Сперва огнищане подумали: новая напасть явилась, и вновь затворились. Решили: нипочем ворота не откроем, пусть лучше штурмом берут. В сече помирать все веселее, чем от голода да бесчестья.
Иные людины биться не хотели — перемахнули через городьбу и в лесные схроны дернули. Только недолго в яме, морозцем выстуженной, просидишь — весь ливер отморозишь. Обратно вернулись, думали, на смерть идут. Ан нет.
Воротились беглецы, а в сельце веселье. Перед Родовой Избой множество саней стоит, от снеди ломится. И с возов тех в избу мешки, да бочки, да окорока таскают. И всего этого без счета. Лошадки, что сани приволокли, у коновязи овес хрупают. Уж видно, что не лезет в них, а все жуют.
Как увидали беглецы тех лошадок, так разум и помутился. Бросились к скотине, мешки с морд посрывали и принялись сами лошадиное угощение жрать.

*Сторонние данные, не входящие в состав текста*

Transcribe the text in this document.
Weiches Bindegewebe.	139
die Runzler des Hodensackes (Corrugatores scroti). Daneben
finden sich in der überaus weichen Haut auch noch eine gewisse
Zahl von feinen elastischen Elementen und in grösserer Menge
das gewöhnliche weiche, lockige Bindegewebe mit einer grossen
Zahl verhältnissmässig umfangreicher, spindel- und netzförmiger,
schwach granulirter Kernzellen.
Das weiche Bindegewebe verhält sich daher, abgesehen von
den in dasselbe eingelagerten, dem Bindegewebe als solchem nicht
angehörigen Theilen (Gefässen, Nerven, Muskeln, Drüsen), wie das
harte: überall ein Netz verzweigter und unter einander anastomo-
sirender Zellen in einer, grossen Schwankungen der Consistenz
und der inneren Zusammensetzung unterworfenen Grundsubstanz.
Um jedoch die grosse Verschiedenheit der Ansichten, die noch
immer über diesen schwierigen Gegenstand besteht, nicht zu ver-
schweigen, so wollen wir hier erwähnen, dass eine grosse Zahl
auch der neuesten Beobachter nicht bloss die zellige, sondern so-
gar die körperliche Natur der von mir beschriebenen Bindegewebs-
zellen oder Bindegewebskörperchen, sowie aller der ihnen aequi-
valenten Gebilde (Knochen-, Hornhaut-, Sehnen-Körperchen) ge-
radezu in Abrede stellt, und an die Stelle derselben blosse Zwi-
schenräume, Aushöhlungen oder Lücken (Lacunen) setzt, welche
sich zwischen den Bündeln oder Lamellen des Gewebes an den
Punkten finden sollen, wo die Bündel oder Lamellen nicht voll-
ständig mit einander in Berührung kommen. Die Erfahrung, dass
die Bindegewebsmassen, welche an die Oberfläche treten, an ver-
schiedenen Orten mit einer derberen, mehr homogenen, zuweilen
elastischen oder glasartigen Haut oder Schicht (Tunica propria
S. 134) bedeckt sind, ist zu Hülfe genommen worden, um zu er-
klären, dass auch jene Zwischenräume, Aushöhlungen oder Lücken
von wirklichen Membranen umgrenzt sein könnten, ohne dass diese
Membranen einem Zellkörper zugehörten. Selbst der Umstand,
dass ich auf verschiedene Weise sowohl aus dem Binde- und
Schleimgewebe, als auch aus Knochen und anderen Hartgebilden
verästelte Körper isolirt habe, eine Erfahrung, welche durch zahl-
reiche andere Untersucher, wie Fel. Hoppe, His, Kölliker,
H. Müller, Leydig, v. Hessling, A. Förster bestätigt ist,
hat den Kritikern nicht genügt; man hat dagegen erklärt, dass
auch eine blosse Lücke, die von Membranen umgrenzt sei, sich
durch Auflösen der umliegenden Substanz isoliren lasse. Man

А обозники, что сани привели, смеются. Говорят, одичали совсем поляне под Истомовой-то рукой, скоро не то что овес, солому жевать станут, а то и человечинкой не побрезгуют.
Запалили костерок пришлецы, барашка на бревно приладили. Мужик в овчинном тулупе распахнутом все о барашке радел — и так бревно повернет, и эдак, и водичкой польет, и жирком растопленным. А лицо у мужика то и дело ухмылка обезображивает, странная улыбка, словно неживая. Шрам от сабельного удара так выглядит.
Мужик тот старшим в обозе был.
Как мясцо подрумянилось, принялся он ломти отрезать да огнищан подзывать. Каждому изрядный кусок достался.
— Отца Горечи благодарите, — говорит, — если бы не он, с голоду бы передохли. А так — перезимуете да еще в прибытке окажетесь, ежели сговоримся на дело одно.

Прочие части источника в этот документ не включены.